Chenoweth proves she's much more than perky

July 11, 2006|Don Heckman | Special to The Times

Adorable is OK. And perky can have its moments. But an artist who embodies both always runs the risk of turning in performances just this side of a root canal.

Why, then, was Kristin Chenoweth's concert Sunday at the Greek Theatre such an exquisite experience? She is adorable and perky. And she, herself, has referred to her "Betty Boop" sound.

The answer stems from her extraordinary musicality, commanding stage presence, remarkably pliable voice and irresistible likability. And the actor's skills she brought to every song, transforming each into a miniature one-act play with music.

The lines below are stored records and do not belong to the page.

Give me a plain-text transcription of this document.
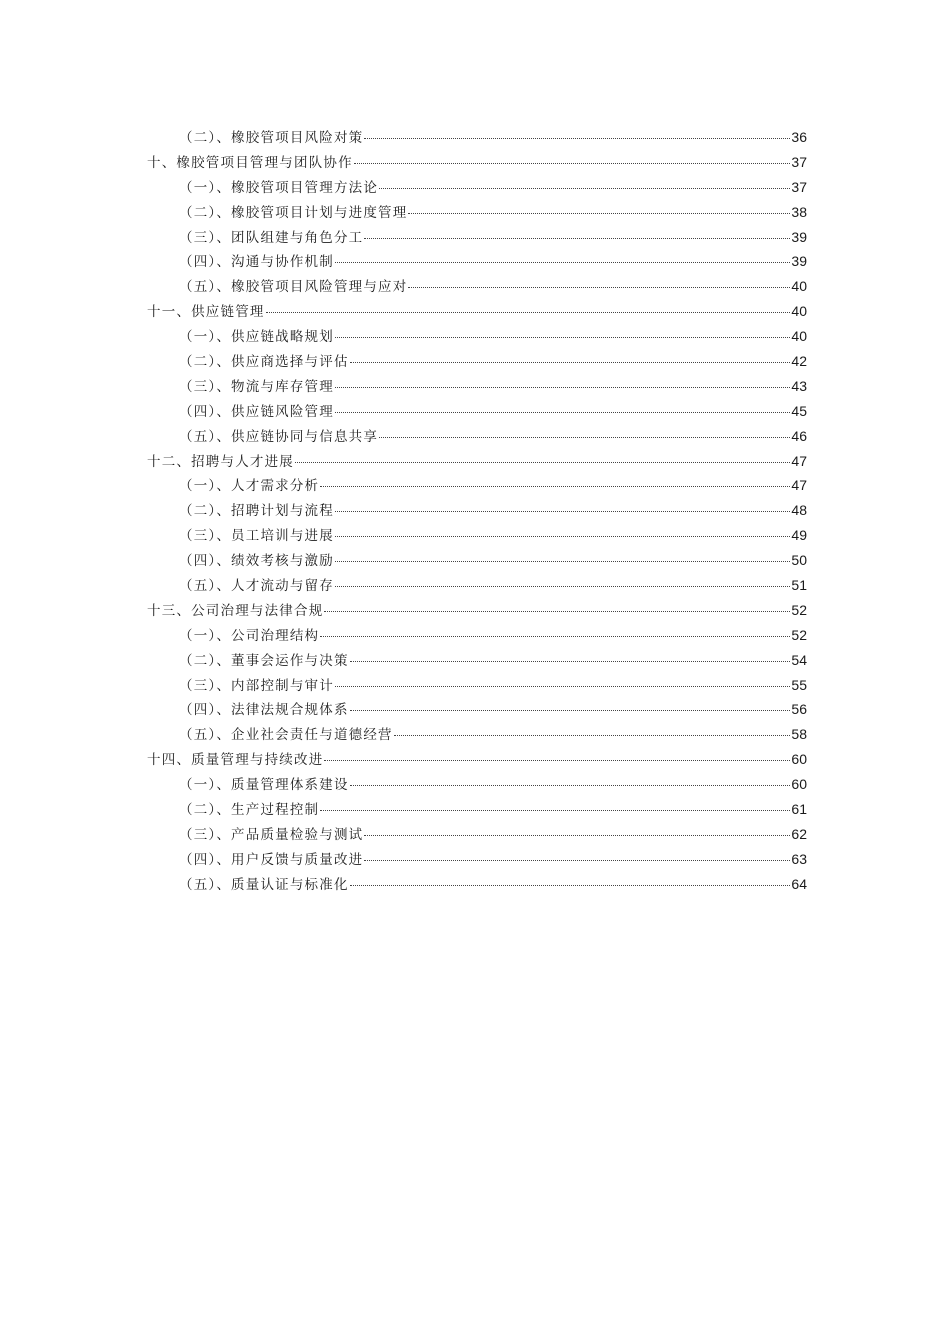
（二）、橡胶管项目风险对策	36
十、橡胶管项目管理与团队协作	37
（一）、橡胶管项目管理方法论	37
（二）、橡胶管项目计划与进度管理	38
（三）、团队组建与角色分工	39
（四）、沟通与协作机制	39
（五）、橡胶管项目风险管理与应对	40
十一、供应链管理	40
（一）、供应链战略规划	40
（二）、供应商选择与评估	42
（三）、物流与库存管理	43
（四）、供应链风险管理	45
（五）、供应链协同与信息共享	46
十二、招聘与人才进展	47
（一）、人才需求分析	47
（二）、招聘计划与流程	48
（三）、员工培训与进展	49
（四）、绩效考核与激励	50
（五）、人才流动与留存	51
十三、公司治理与法律合规	52
（一）、公司治理结构	52
（二）、董事会运作与决策	54
（三）、内部控制与审计	55
（四）、法律法规合规体系	56
（五）、企业社会责任与道德经营	58
十四、质量管理与持续改进	60
（一）、质量管理体系建设	60
（二）、生产过程控制	61
（三）、产品质量检验与测试	62
（四）、用户反馈与质量改进	63
（五）、质量认证与标准化	64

In the case of a piece such as "The Girl in 14G," Chenoweth provided an auditory view of someone who has an opera singer living a floor above and a scat singer living a floor below. Chenoweth sang the story, inserted operatic arias and brisk scat singing, sometimes switching from one to the other in a single beat, and did it all with superb comedic timing and astonishing musical versatility.

A pair of numbers -- "Going to the Dance With You" and "Daddy" -- done with the assistance of dancer-singers David Elder and Sean Martin Hingston displayed her ability to flirt, dance and sing while offering sly, off-the-cuff comments on her performance.

In an evening filled with musical riches, two numbers stood out. Meredith Willson's "My White Knight," a song omitted from the movie version of "The Music Man," let Chenoweth step away from her buoyant, entertainer's style and simply deliver a magically convincing rendering of a marvelous number. (How in the world did it ever get cut from the film?)

Leonard Bernstein's "Glitter and Be Gay" (from "Candide") is a challenge for any soprano. But Chenoweth's reading was stunning, juxtaposing witty phrasing against the song's demanding coloratura and high E-flats (executed flawlessly). Here, as elsewhere in the concert, her adorable perkiness couldn't disguise the depth and the quality of a first-rate musical theater artist.